Las puertas me saludan
y los pechos altivos
miran la calva de un techo
inasible, haciendo esquiva
su mirada. Los vasos se beben
todos los vinos y el único
sabor que subsiste en mi boca
es el de cenicero...

Irremediablemente tendré
que alzar paredes entre
cada uno de estos rincones,
alzar gimientes bostezos,
para enredar todos los pasos
que me remueven las entrañas.

Todo el sueño se ríe en mi cara,
gastándole una broma al del patio
del fondo -¿Qué decís?-, pero el
sordo de la cuatro no entiende,
mientras, el payaso de la dieciséis
busca sus zapatos (que el pibe
de la cinco le robó)...
-¡¡¡Este palomar es un desquicio!!!
grita la doña corriendo las moscas
que duermen sobre las ideas muertas
en la mesada...

Creo que será mejor
treparme al limonero
y sentarme allí
a esperar que llegue el sueño
con el sol, antes que se sequen
las hojas de mi libreta.



Fotografía - Texto: Diego L. Monachelli

Monólogo.

Hemos perdido lo último que nos quedaba; y no hablo, como se podría creer, del regalo de los dioses. No, aún tengo mis reservas y no alcanza mi estrecha mente a pergeñar un camino que encuentre su destino claramente con respecto a él; mas sí adivino, sí tengo la certeza de que no ha sido tal obsequio venturoso.
Hemos perdido, y no por descuido, nuestro último hálito, hemos ofrecido nuestra última, y como tal la más patética, reverencia a la feroz jauría que desde siempre parió consigo sombras. A ésta entregamos nuestro sudor, nuestro rojo sudor de jóvenes siglos apenas, sin advertir en ese gesto que los muertos, rabiosas flores llevaban a nuestro entierro.
Otros hubiesen sido nuestros yerros ¡mas tan puros, tan honrosos! Otro hubiese sido nuestro destino y bien digo otro, ni más beato ni más funesto, de facto el que padecemos es el justo. Si hubiésemos bebido de los medicinales sonetos tan solo su brisa y no en cambio, como hicimos, asesinar sus versos en abismales olvidos o en oxidadas lenguas de loro; si hubiésemos cuidado, si hubiésemos escuchado aquella pequeña voz de insondables caminos, aquella en la cual la palabra patria era limpia.

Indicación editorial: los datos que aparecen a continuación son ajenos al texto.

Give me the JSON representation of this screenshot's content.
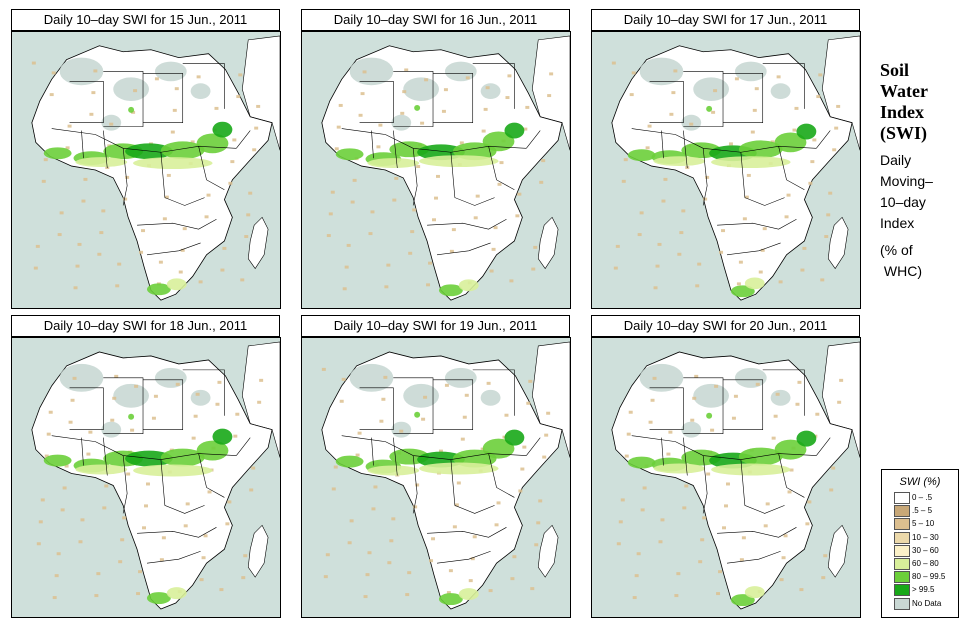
{
  "panels": [
    {
      "title": "Daily 10–day SWI for  15 Jun., 2011"
    },
    {
      "title": "Daily 10–day SWI for  16 Jun., 2011"
    },
    {
      "title": "Daily 10–day SWI for  17 Jun., 2011"
    },
    {
      "title": "Daily 10–day SWI for  18 Jun., 2011"
    },
    {
      "title": "Daily 10–day SWI for  19 Jun., 2011"
    },
    {
      "title": "Daily 10–day SWI for  20 Jun., 2011"
    }
  ],
  "side": {
    "title_lines": [
      "Soil",
      "Water",
      "Index",
      "(SWI)"
    ],
    "desc_lines": [
      "Daily",
      "Moving–",
      "10–day",
      "Index"
    ],
    "unit_lines": [
      "(% of",
      " WHC)"
    ]
  },
  "legend": {
    "title": "SWI (%)",
    "items": [
      {
        "label": "0 – .5",
        "color": "#ffffff"
      },
      {
        "label": ".5 – 5",
        "color": "#c8a878"
      },
      {
        "label": "5 – 10",
        "color": "#dcbf8f"
      },
      {
        "label": "10 – 30",
        "color": "#ecd9aa"
      },
      {
        "label": "30 – 60",
        "color": "#fbf1c8"
      },
      {
        "label": "60 – 80",
        "color": "#d8ef9a"
      },
      {
        "label": "80 – 99.5",
        "color": "#6ccf3a"
      },
      {
        "label": "> 99.5",
        "color": "#18a818"
      },
      {
        "label": "No Data",
        "color": "#c9d8d4"
      }
    ]
  },
  "map_colors": {
    "ocean": "#cfe0db",
    "land": "#ffffff",
    "nodata": "#c9d8d4",
    "dry": "#dcbf8f",
    "moist": "#d8ef9a",
    "wet": "#6ccf3a",
    "saturated": "#18a818",
    "border": "#000000"
  }
}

Ay! si hubiésemos hundido más el puñal en nuestro costado, qué tan distinto sería nuestro sino. Pero aquí nunca ha sido importante ser justos.
Recuerdo, más aun debo decir, vivo soñando a los desterrados de un pasado amor, también aquella rabia, que el ojo agudo supo ver, como tantas otras aguas, del juguete al que hoy se obliga, junto al hombre que alzó el gesto de su espíritu hacia la perfección, junto a la voz de la niebla, junto al vuelo del espantapájaros, a ese silencio conveniente para la garra hambrienta y feroz.
¿Han sido estos, y más de seguro, castigados como Casandra? ¿Hemos de ser tan necios que aun sabiendo ese castigo echamos al moderno gruñido nuestros sentidos? Hay quienes han hablado de nuestros días con descarnada certeza, sorteando lustros, décadas, siglos... padeciendo injurias, claustros, destierros, la muerte y, a pesar de ellos, lo han hecho. Ellos han sabido no traicionar su destino y yo me pregunto:
¿Acaso sabremos salvar su sangre en nuestra sangre?
Lo he dicho y lo repito, hemos perdido lo último que nos quedaba. Hemos perdido nuestro breve pasado, hemos perdido a nuestros buenos muertos, e incluso a los otros. Hemos perdido, y con ella al fin todo, la tierra que dio cobijo a nuestra carne umbrosa y temo que una vida sin pasado, por más enhiesta que se halle, jamás poseerá futuro... sólo podrá padecerlo.
--Bravo, bravo, bravisimo!!
--Excessif, repaussant...
--Pourquoi?
--Che, ¿qué dijo?
--¿Qué dijo quien?
--Widersinning, widersinning!!
--Sí, absurdo y más por...
--Siempre me gustó el aroma del jazmín.
--Treacherously offensive!!
--Esto es un bardo, loco!!
--Sí, puede ser, pero tiene cierta cadencia pretenciosa que afecta el ritmo de tal forma...
--¡Callaos multitud, que una mollera no es lugar sitio para tanto bullicio!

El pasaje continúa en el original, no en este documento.